The simulation results obtained using the proposed BLDC drive system have proved the simplicity of the application of isolated DC-DC converter in the DC link for sensorless speed control. The implemented back -EMF sensing method along with isolated DC-DC converter has superior performance and provided much wider motor speed range being readily stable.

The major advantage lies in the separation of inverter commutation from speed control part which implements clean and smooth operation of the drive avoiding PWM switching of inverter switches. Only the converter switches need to operate at the high switching frequency. Harmonics control is easy due to high switching frequency. The HFT provides isolation ensuring safe operation of the drive at the expense of reduced size and weight mandatory for aircrafts, battery powered electric vehicles etc.

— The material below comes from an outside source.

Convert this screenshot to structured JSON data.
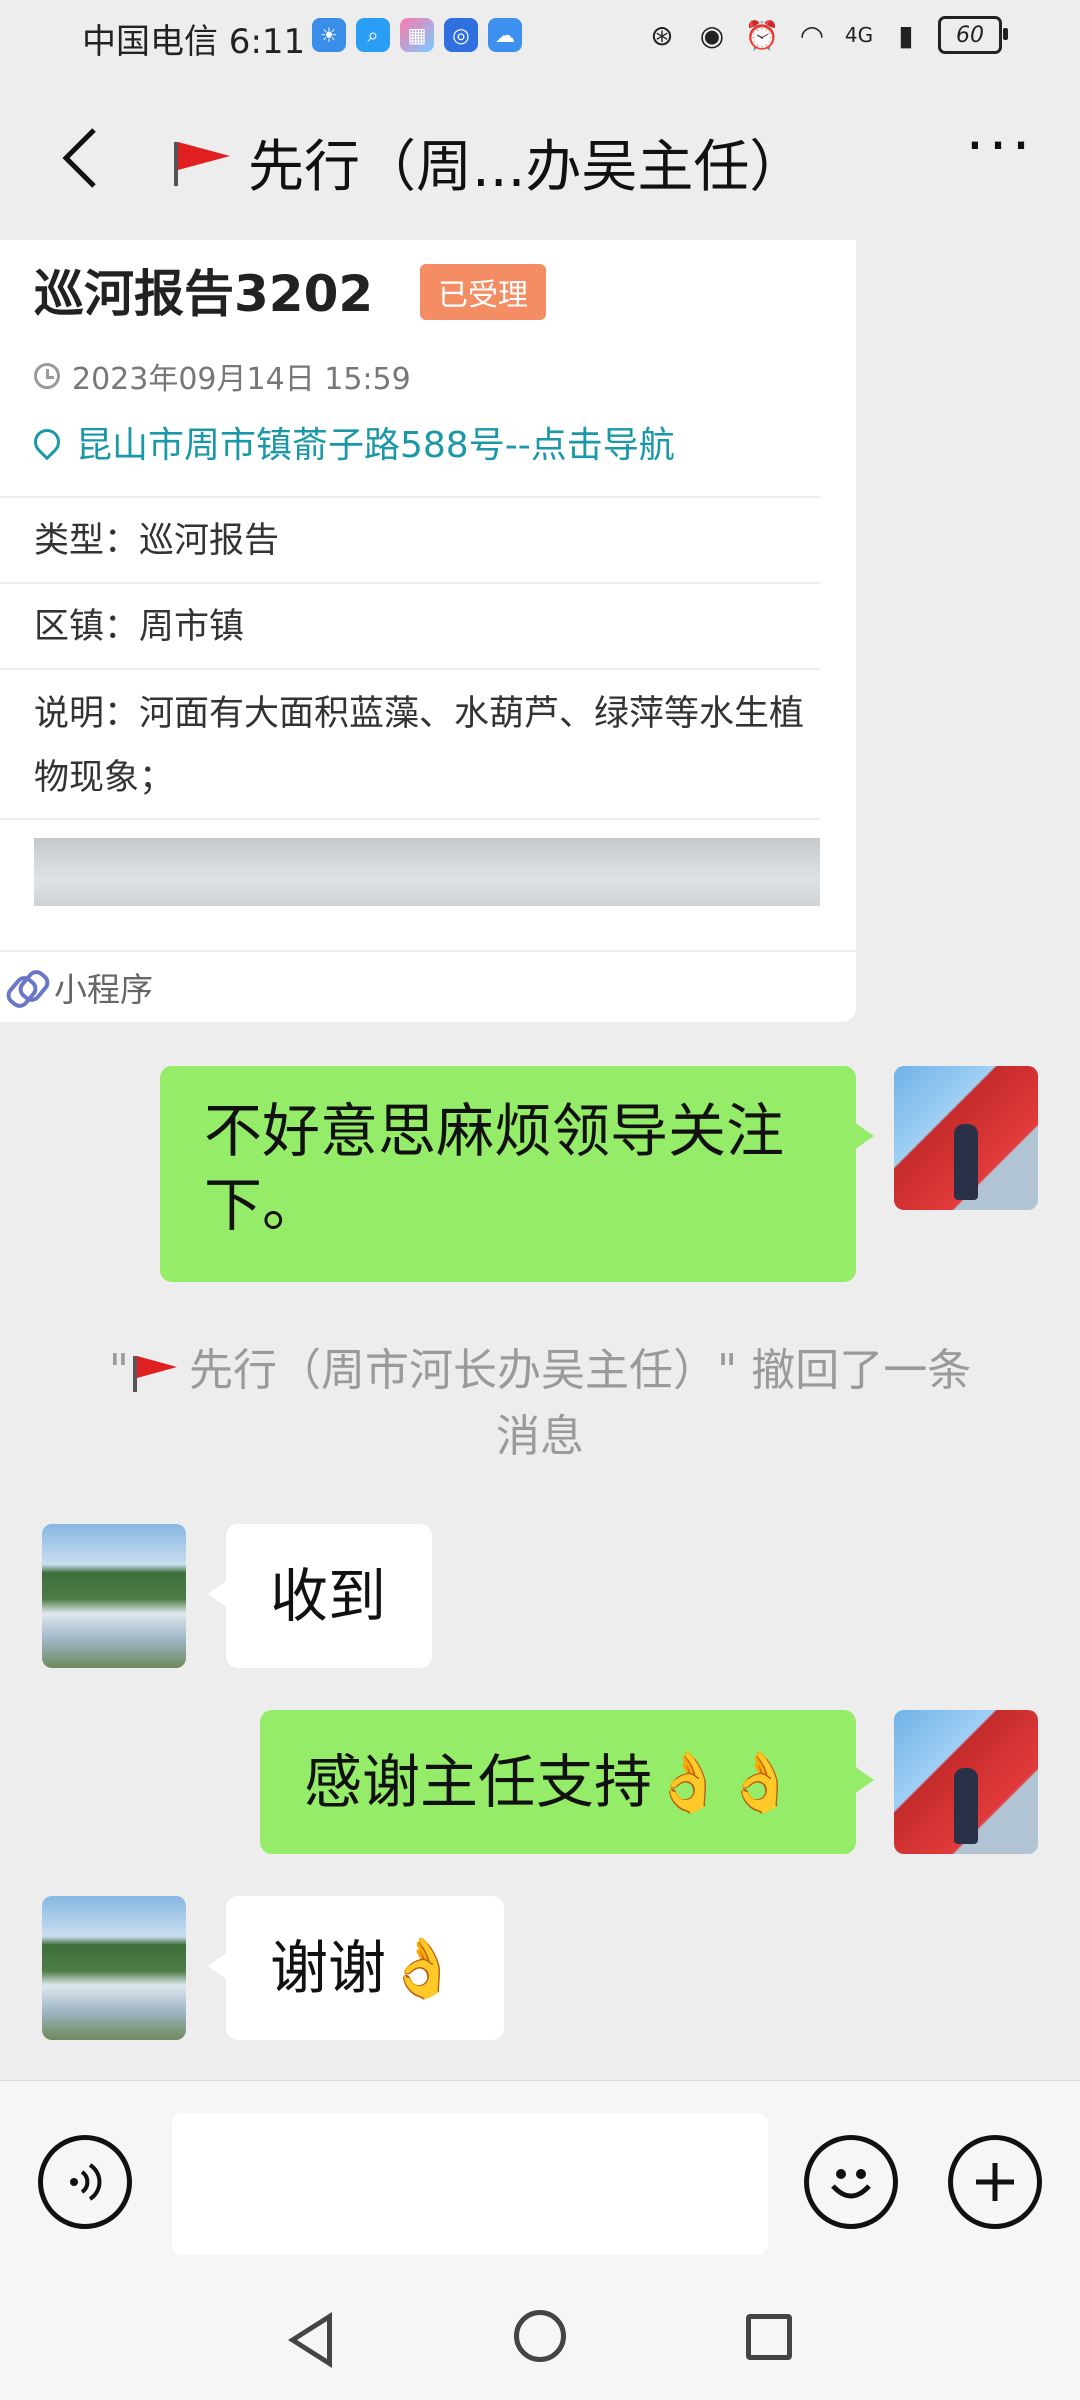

The disadvantage is that the HFT requires careful design especially selection of core and also cost is higher.

References

K.S.Rama Rao,Nagadeven,Soib Taib,”Sensorless Control of a BLDC motor with back-emf detection method using dsPIC,”2nd IEEE International Conference on Power and Energy(PECon 08),Malaysia,December 1-3,2008. J. Shao,D. Nolana and T. Hopkins,”A novel Direct Back EMF Detection for Sensorless BLDC Motor Drives”,Proceedings of IEEE APEC’02 Conference,pp .33-37,2002. J.X.Shen,K.J.Tseng,”Analysis and Compensation of Rotor Position Detection Error in Sensorless PM Brushless DC Motor Drives”, IEEE Transactions on Energy Conversion,vol.18,No.1,March 2003. Vlad Gradinaru,Lucian Tutelea,Ion Boldea,”BLDC-SPM Motor Drive with DC-DC Converter in the DC Link:Hall Sensor versus Sensorless Speed Control”,12th International Conference on Optimization of Electrical and Electronc Equipment,OPTIM 2010 . Ned Mohan,Tore M.Undeland,William P. Robbins,”Power Electronics-Converters,Applications and Design, second edition,1995.